04:41 PM on 07/23/2010
Great post. After two decades on the front lines designing, implementing and driving solutions for homeless people (mostly homeless families) I appreciate the views and facts expressed here. I'm not a big fan of the CoC model, nor am I of the Housing First and Rapid Rehousing models. I say this because both approaches are rooted in a philosophy of “containment”. They both have their merits and have done some good, but overall as a winnable battle plan to confront the impacts of homelessness on our children, families and communities…they simple are not winnable. They have failed us miserably. This report should serve as evidence. I don’t see any rebuttals from the Housing First or Rapid Rehousing camps. Why? For eight years I have been saying that Housing First is a niche solution for a small percentage of homeless people and that if applied to the masses as a solution it would implode.
Personally I like the Solutions University model being that is being implemented across multiple jurisdictions in northern San Diego (pop 1.1M). It takes the best of transitional and permanent housing and blends it together with the education, income and health related solutions needed to defeat the impacts of homelessness, permanently.
03:28 PM on 07/23/2010
Finally! As an Executive Director of a homeless shelter in Michigan, it is refreshing to finally see some of the numbers supporting what we in the field already know to be true. Housing intitiatives do not work without strong supportive case management and client centered appraches to independence. Shelters who actually have a history with the population are often cut out of the "housing" process and funding is diverted to organizations who promise to put every homeless person in housing. Most of the people coming through shelters have barriers to self sufficiency that must be addressed. But the families needing assistance require a complete "unlearning" of their old way of surviving which is no longer an option.

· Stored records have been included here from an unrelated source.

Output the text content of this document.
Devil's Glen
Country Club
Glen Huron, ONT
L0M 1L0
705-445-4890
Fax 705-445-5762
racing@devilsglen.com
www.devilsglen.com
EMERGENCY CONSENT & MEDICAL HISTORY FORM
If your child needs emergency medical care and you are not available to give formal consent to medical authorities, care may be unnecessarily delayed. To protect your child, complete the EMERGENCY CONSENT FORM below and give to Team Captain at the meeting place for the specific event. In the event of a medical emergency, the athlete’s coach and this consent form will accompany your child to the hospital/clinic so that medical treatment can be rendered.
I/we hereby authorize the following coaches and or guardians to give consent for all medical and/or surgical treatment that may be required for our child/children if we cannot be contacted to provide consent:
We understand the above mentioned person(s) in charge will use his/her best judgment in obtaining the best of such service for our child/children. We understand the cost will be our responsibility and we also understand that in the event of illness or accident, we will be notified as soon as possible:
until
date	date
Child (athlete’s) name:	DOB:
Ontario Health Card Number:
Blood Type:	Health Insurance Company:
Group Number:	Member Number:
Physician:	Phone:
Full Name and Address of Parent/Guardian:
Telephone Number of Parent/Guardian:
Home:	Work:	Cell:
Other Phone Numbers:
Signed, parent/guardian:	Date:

It is so important that we all become educated about who this new faceless population is. Most of them still attend church every Sunday and their children are still dropped off at school each day, but what the community doesn't know is that now they sleep in their minivans instead of transporting soccer equipment!

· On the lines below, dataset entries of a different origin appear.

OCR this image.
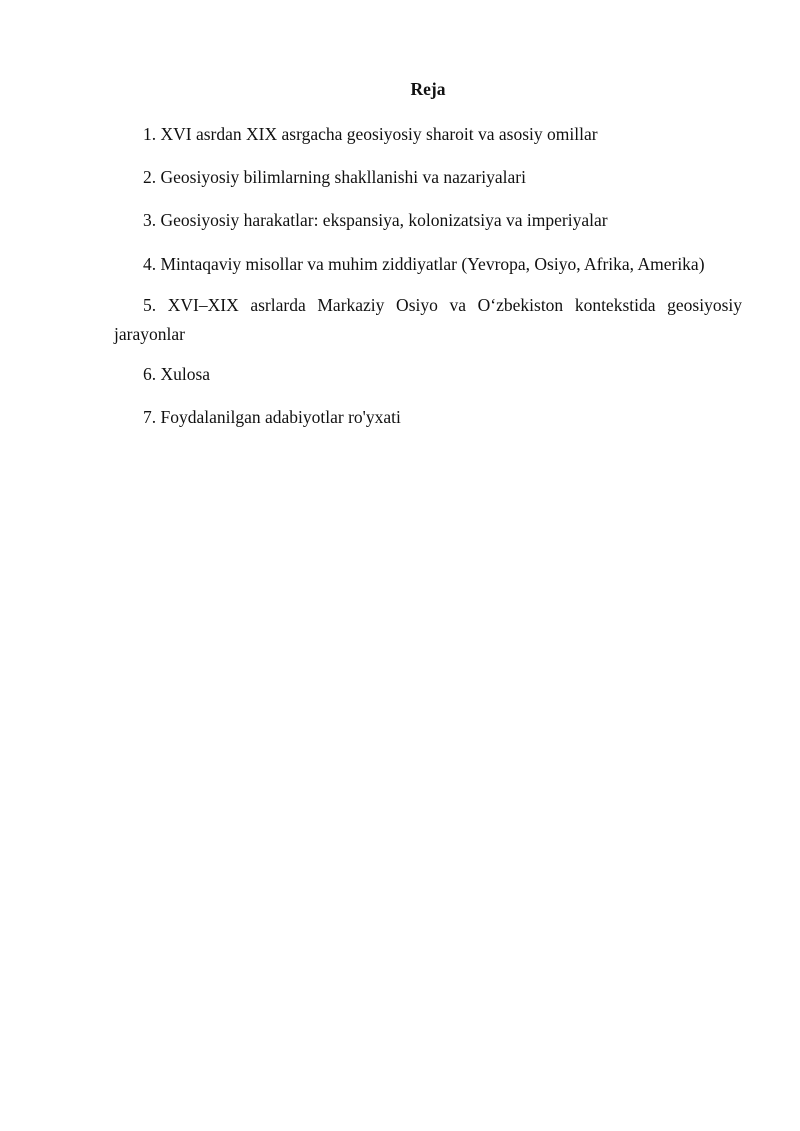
Reja
1. XVI asrdan XIX asrgacha geosiyosiy sharoit va asosiy omillar
2. Geosiyosiy bilimlarning shakllanishi va nazariyalari
3. Geosiyosiy harakatlar: ekspansiya, kolonizatsiya va imperiyalar
4. Mintaqaviy misollar va muhim ziddiyatlar (Yevropa, Osiyo, Afrika, Amerika)
5. XVI–XIX asrlarda Markaziy Osiyo va O‘zbekiston kontekstida geosiyosiy jarayonlar
6. Xulosa
7. Foydalanilgan adabiyotlar ro'yxati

Thanks for getting the real discussion started!
07:25 PM on 07/18/2010
Jobs, affordable housing and a break regarding Con Ed (energy) is all anyone needs unless the homeless individual(s) have some of the emotional difficulties described in the article. Hopefully the rapid housing program will continue so that other homeless people won't be punished by the rate of recidivism. It's heartening to hear that the homeless have not been completely abandoned in NYC.
03:12 PM on 07/17/2010
I don't believe we need to eliminate shelter and transitional housing in favor of rapid rehousing...but we do need to carefully assess the needs of each family and target the intervention that is likely to resolve their homelessness in the most efficient and effective way. It just makes sense that the families with the fewest issues are the best candidates for rapid rehousing, and may not ever even need to be admitted to shelter. The families with more issues may need 1-3 months stay in shelter and perhaps even a shallow subsidy for a while to achieve stability. And the most complex families (with no income, little education, criminal records, etc) may need a longer intervention. They are the ones who should be targeted for the longest, most expensive intervention (transitional housing).

HUD is in the process of conducting a research study on various interventions - the systems the way they currently operate, rapid rehousing with services, and rapid rehousing without services. That study paired with the outcomes of the Rapid Rehousing demonstration projects across the country should provide helpful information to the rest of us.

Bottom line, our systems need to be more focused on ending homelessness as quickly as is possible for each family...but we need not throw out the baby with the bath water. Strategy is key.